Danni da fumo, il ruolo dell’N-acetilcisteina nel contrastarli 

Danni da fumo, il ruolo dell’N-acetilcisteina nel contrastarli 
di Chiara Riccio
Fumare tabacco è un atto decisamente tossico per la salute, e le conseguenze di natura cardiovascolari, nervose e respiratorie sono importanti.
D’altro canto, però, è noto anche che il fenomeno del tabagismo (o, in gergo, della “assuefazione da sigarette”) crei una dipendenza difficile da contrastare.
In questo caso, potrebbe essere buona norma ricorrere a rimedi di sostegno atti a preservare le cellule dell’organismo e coadiuvare i sistemi di fisiologica difesa antiossidante.
Tra i tanti, si è rivelata ricca di proprietà biologiche e degna di interessa la N-Acetilcisteina (o semplicemente NAC), molecola largamente utilizzata nel trattamento delle patologie respiratorie e delle bronchiti per le sue forti capacità mucolitiche, che favoriscono l’espettorazione dei muchi in eccesso.
Il muco ha di norma delle proprietà di difesa per l’apparato respiratorio, e la consistenza gelatinosa che presenta gli permettere di umidificare le vie respiratorie e di “catturare” eventuali patogeni provenienti dall’esterno.

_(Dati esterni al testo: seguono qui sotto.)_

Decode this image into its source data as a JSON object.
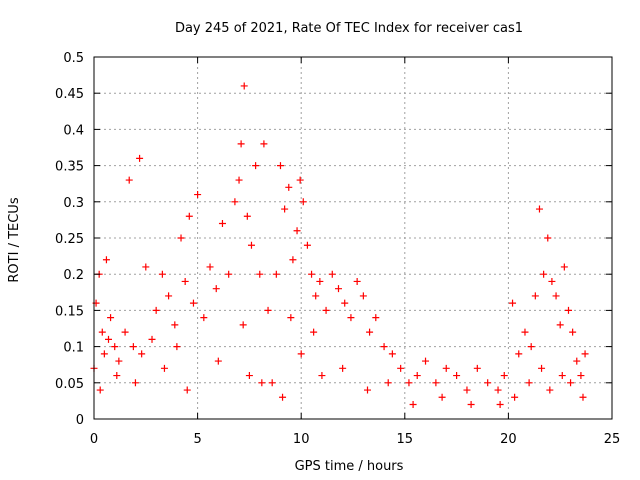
{
  "chart_data": {
    "type": "scatter",
    "title": "Day 245 of 2021, Rate Of TEC Index for receiver cas1",
    "xlabel": "GPS time / hours",
    "ylabel": "ROTI / TECUs",
    "xlim": [
      0,
      25
    ],
    "ylim": [
      0,
      0.5
    ],
    "x_ticks": [
      0,
      5,
      10,
      15,
      20,
      25
    ],
    "x_tick_labels": [
      "0",
      "5",
      "10",
      "15",
      "20",
      "25"
    ],
    "y_ticks": [
      0,
      0.05,
      0.1,
      0.15,
      0.2,
      0.25,
      0.3,
      0.35,
      0.4,
      0.45,
      0.5
    ],
    "y_tick_labels": [
      "0",
      "0.05",
      "0.1",
      "0.15",
      "0.2",
      "0.25",
      "0.3",
      "0.35",
      "0.4",
      "0.45",
      "0.5"
    ],
    "grid": true,
    "marker": "+",
    "marker_color": "#ff0000",
    "x": [
      0.0,
      0.1,
      0.25,
      0.4,
      0.5,
      0.6,
      0.8,
      1.0,
      1.2,
      1.5,
      1.7,
      1.9,
      2.2,
      2.3,
      2.5,
      2.8,
      3.0,
      3.3,
      3.6,
      3.9,
      4.2,
      4.4,
      4.6,
      4.8,
      5.0,
      5.3,
      5.6,
      5.9,
      6.2,
      6.5,
      6.8,
      7.0,
      7.1,
      7.25,
      7.4,
      7.6,
      7.8,
      8.0,
      8.2,
      8.4,
      8.6,
      8.8,
      9.0,
      9.2,
      9.4,
      9.6,
      9.8,
      9.95,
      10.1,
      10.3,
      10.5,
      10.7,
      10.9,
      11.2,
      11.5,
      11.8,
      12.1,
      12.4,
      12.7,
      13.0,
      13.3,
      13.6,
      14.0,
      14.4,
      14.8,
      15.2,
      15.6,
      16.0,
      16.5,
      17.0,
      17.5,
      18.0,
      18.5,
      19.0,
      19.5,
      19.8,
      20.2,
      20.5,
      20.8,
      21.1,
      21.3,
      21.5,
      21.7,
      21.9,
      22.1,
      22.3,
      22.5,
      22.7,
      22.9,
      23.1,
      23.3,
      23.5,
      23.7,
      0.3,
      1.1,
      2.0,
      3.4,
      4.5,
      6.0,
      7.5,
      8.1,
      9.1,
      10.0,
      11.0,
      12.0,
      13.2,
      14.2,
      15.4,
      16.8,
      18.2,
      19.6,
      20.3,
      21.0,
      22.0,
      22.6,
      23.0,
      23.6,
      0.7,
      4.0,
      7.2,
      9.5,
      10.6,
      21.6
    ],
    "y": [
      0.07,
      0.16,
      0.2,
      0.12,
      0.09,
      0.22,
      0.14,
      0.1,
      0.08,
      0.12,
      0.33,
      0.1,
      0.36,
      0.09,
      0.21,
      0.11,
      0.15,
      0.2,
      0.17,
      0.13,
      0.25,
      0.19,
      0.28,
      0.16,
      0.31,
      0.14,
      0.21,
      0.18,
      0.27,
      0.2,
      0.3,
      0.33,
      0.38,
      0.46,
      0.28,
      0.24,
      0.35,
      0.2,
      0.38,
      0.15,
      0.05,
      0.2,
      0.35,
      0.29,
      0.32,
      0.22,
      0.26,
      0.33,
      0.3,
      0.24,
      0.2,
      0.17,
      0.19,
      0.15,
      0.2,
      0.18,
      0.16,
      0.14,
      0.19,
      0.17,
      0.12,
      0.14,
      0.1,
      0.09,
      0.07,
      0.05,
      0.06,
      0.08,
      0.05,
      0.07,
      0.06,
      0.04,
      0.07,
      0.05,
      0.04,
      0.06,
      0.16,
      0.09,
      0.12,
      0.1,
      0.17,
      0.29,
      0.2,
      0.25,
      0.19,
      0.17,
      0.13,
      0.21,
      0.15,
      0.12,
      0.08,
      0.06,
      0.09,
      0.04,
      0.06,
      0.05,
      0.07,
      0.04,
      0.08,
      0.06,
      0.05,
      0.03,
      0.09,
      0.06,
      0.07,
      0.04,
      0.05,
      0.02,
      0.03,
      0.02,
      0.02,
      0.03,
      0.05,
      0.04,
      0.06,
      0.05,
      0.03,
      0.11,
      0.1,
      0.13,
      0.14,
      0.12,
      0.07
    ]
  }
}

In caso di iperproduzione, come per il fumatore, l’eccesso di catarro indica la presenza di uno stato infiammatorio a livello dei bronchi che pertanto non va sottovalutato.

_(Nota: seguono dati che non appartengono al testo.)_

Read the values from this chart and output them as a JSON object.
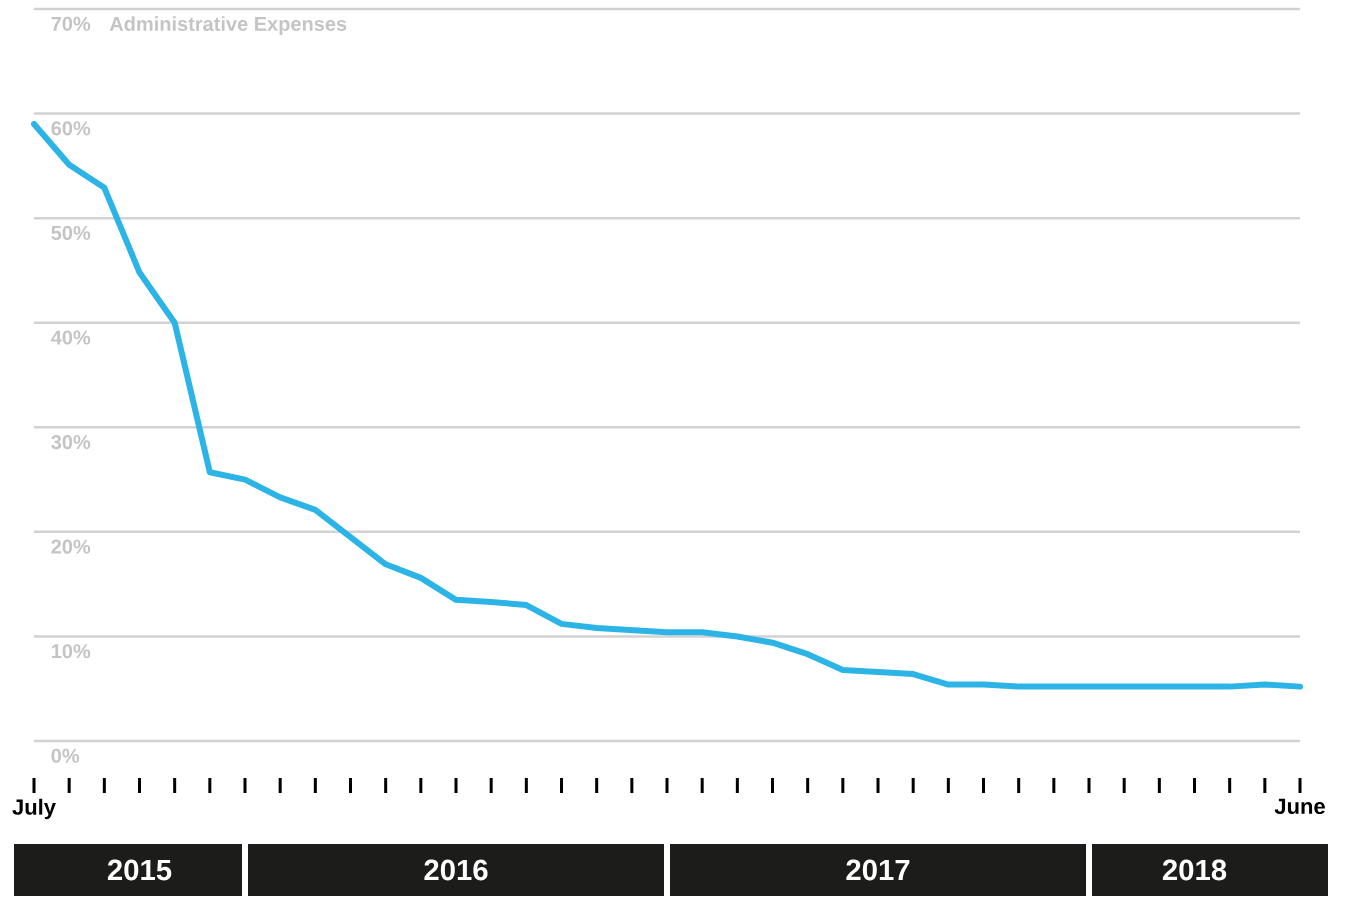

Oltre a fluidificare i muchi e favorirne l’espettorazione, la NAC favorisce la sintesi di uno dei più importanti antiossidanti per il nostro organismo, il glutatione, i cui livelli nel nostro organismo risultano drasticamente ridotti in caso di fumo di sigaretta, esponendo le cellule a maggiore suscettibilità nei confronti degli effetti lesivi delle specie reattive dell’ossigeno. Contrastare e limitare la deplezione del glutatione che il fumo provoca, tramite l’assunzione di NAC, si rivela dunque fondamentale, considerato che la carenza di un agente di difesa dagli ossidanti deteriora le proteine cellulari, favorendo la genesi di numerose patologie maligne.

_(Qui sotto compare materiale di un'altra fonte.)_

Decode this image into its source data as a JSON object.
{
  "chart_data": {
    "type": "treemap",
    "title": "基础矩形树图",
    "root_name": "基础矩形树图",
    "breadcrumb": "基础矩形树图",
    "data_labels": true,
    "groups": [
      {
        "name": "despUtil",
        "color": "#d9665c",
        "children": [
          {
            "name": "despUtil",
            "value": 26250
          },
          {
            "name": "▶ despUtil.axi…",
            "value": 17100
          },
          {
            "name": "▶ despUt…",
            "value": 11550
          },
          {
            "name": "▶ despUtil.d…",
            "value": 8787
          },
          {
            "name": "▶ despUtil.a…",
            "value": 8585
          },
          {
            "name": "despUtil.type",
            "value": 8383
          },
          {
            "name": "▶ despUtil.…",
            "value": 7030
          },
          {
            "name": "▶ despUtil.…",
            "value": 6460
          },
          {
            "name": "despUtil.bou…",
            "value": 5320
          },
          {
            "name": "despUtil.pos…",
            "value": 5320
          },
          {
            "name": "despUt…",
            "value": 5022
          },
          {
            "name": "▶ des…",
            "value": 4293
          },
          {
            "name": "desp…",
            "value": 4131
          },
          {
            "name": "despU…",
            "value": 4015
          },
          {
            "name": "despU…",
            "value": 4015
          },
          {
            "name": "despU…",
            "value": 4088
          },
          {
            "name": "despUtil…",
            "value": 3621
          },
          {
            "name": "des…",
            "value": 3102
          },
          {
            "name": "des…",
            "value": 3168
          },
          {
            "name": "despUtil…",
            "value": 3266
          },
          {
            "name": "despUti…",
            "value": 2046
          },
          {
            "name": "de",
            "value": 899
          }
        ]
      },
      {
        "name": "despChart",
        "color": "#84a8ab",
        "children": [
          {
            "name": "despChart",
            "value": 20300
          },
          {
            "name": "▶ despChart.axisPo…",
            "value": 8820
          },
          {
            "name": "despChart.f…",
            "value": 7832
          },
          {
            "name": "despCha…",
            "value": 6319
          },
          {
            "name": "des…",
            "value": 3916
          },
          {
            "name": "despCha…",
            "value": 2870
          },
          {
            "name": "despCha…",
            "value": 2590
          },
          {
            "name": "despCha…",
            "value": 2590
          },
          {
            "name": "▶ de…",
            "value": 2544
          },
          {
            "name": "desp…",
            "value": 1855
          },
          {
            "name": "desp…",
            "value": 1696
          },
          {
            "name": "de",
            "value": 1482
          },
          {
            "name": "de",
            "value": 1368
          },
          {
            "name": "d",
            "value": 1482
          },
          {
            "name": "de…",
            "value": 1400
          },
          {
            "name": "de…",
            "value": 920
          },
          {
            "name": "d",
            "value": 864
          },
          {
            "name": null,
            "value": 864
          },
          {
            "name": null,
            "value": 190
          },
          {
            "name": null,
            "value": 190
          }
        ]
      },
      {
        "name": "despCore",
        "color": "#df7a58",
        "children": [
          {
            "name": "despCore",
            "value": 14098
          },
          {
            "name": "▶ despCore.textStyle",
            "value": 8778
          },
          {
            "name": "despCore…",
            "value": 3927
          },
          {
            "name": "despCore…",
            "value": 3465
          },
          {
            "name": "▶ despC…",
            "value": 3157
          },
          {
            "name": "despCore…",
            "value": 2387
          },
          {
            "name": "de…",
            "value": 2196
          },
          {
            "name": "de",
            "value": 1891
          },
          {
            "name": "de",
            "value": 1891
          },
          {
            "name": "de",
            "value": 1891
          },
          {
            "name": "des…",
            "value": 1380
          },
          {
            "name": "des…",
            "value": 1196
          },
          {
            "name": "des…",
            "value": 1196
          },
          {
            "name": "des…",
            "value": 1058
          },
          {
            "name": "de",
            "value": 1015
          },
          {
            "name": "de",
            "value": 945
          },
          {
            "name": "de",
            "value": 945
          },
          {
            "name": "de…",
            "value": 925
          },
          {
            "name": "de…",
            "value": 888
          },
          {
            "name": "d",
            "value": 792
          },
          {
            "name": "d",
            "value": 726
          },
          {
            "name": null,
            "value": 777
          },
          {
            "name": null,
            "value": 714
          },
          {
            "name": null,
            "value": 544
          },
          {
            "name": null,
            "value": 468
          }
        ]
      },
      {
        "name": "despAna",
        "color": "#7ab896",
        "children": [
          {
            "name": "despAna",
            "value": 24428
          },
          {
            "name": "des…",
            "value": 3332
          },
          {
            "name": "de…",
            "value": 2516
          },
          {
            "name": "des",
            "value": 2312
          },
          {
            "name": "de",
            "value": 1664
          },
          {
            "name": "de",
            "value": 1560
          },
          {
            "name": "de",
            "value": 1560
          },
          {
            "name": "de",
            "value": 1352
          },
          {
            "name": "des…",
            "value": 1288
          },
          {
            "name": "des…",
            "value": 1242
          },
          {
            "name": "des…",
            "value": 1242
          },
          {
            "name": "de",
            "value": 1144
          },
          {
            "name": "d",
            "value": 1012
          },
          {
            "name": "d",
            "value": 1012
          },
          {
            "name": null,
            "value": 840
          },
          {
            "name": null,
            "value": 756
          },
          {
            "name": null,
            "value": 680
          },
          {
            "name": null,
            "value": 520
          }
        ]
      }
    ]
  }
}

Infine, non meno importante, pare che la NAC a livello neuronale sia in grado di ridurre il senso di gratificazione indotto dal fumo di nicotina.
Il dosaggio consigliato per una giusta attività farmacologica è solitamente 600 mg/die.
Dunque, se proprio non riusciamo a smettere di fumare, perché non provare a contrastare i danni?
Lo specialista saprà darci il consiglio giusto.